In court filings Friday, attorneys for the Bureau of Indian Affairs and the state Department of Child Safety federal agency acknowledged the Indian Child Welfare Act does require state courts when placing Indian children for adoption to give preference to a member of the child's extended family. That is followed by priority by other members of the child's tribe and, ultimately, other Indian families.
But they told U.S. District Court Judge Neil Wake that Congress had a valid reason for approving the law.
"In particular, Congress found that there is no resource that is more vital to the continued existence and integrity of Indian tribes than their children,' the lawyers for the federal government wrote.
And Dawn Williams, an assistant state attorney general, told Wake he should not disturb the law.
"The federal law was enacted to remediate generations of forced assimilation that wekaened to severed Indian children to their tribes,' she wrote. And she said the lawsuit cites only "nebulous speculative harm' to the children at issue in this case.

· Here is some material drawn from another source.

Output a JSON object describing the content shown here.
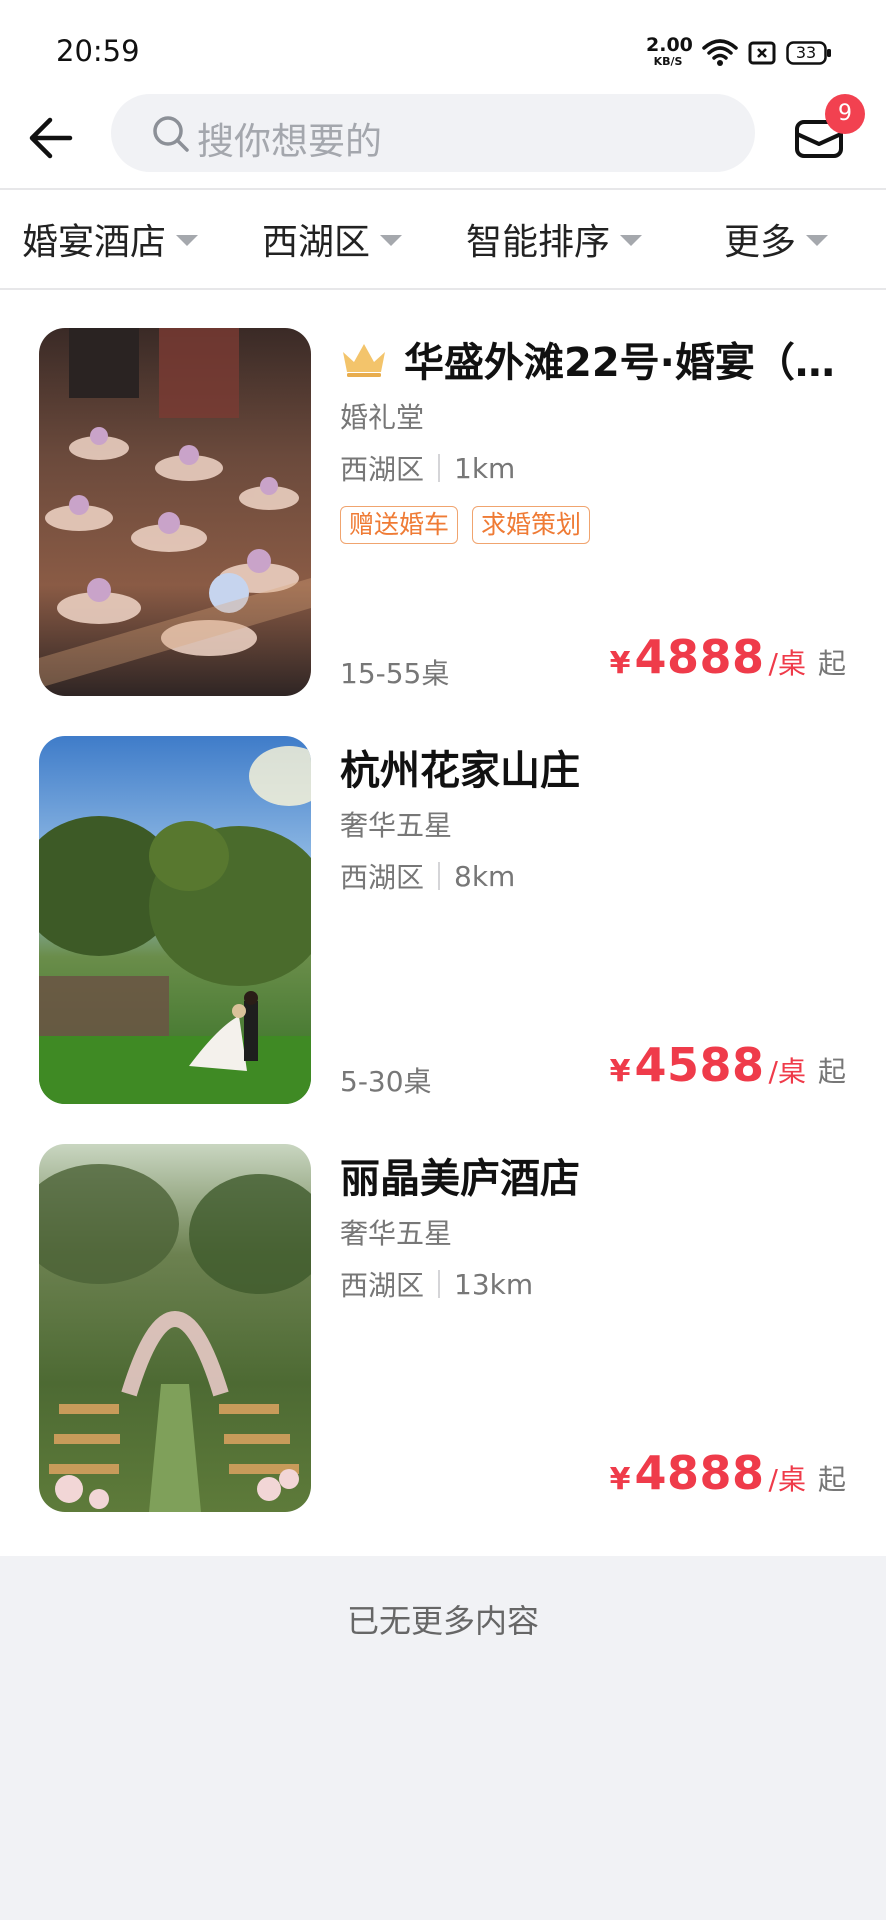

The lawyers said the U.S. Supreme Court has ruled that classifications based on tribal membership -- like those in this law -- "are political, not racial classifications.' And such distinctions, they argued, particularly for sovereign entities like Native American tribes are permitted.
The lawsuit, filed in July, contends the law illegally places the desire of tribes above the constitutional rights of children to be placed according to what is in their best interests.
The government lawyers also dispute other contentions by the plaintiffs, including that the children are being "forced to associate' with tribes which with they have no connection.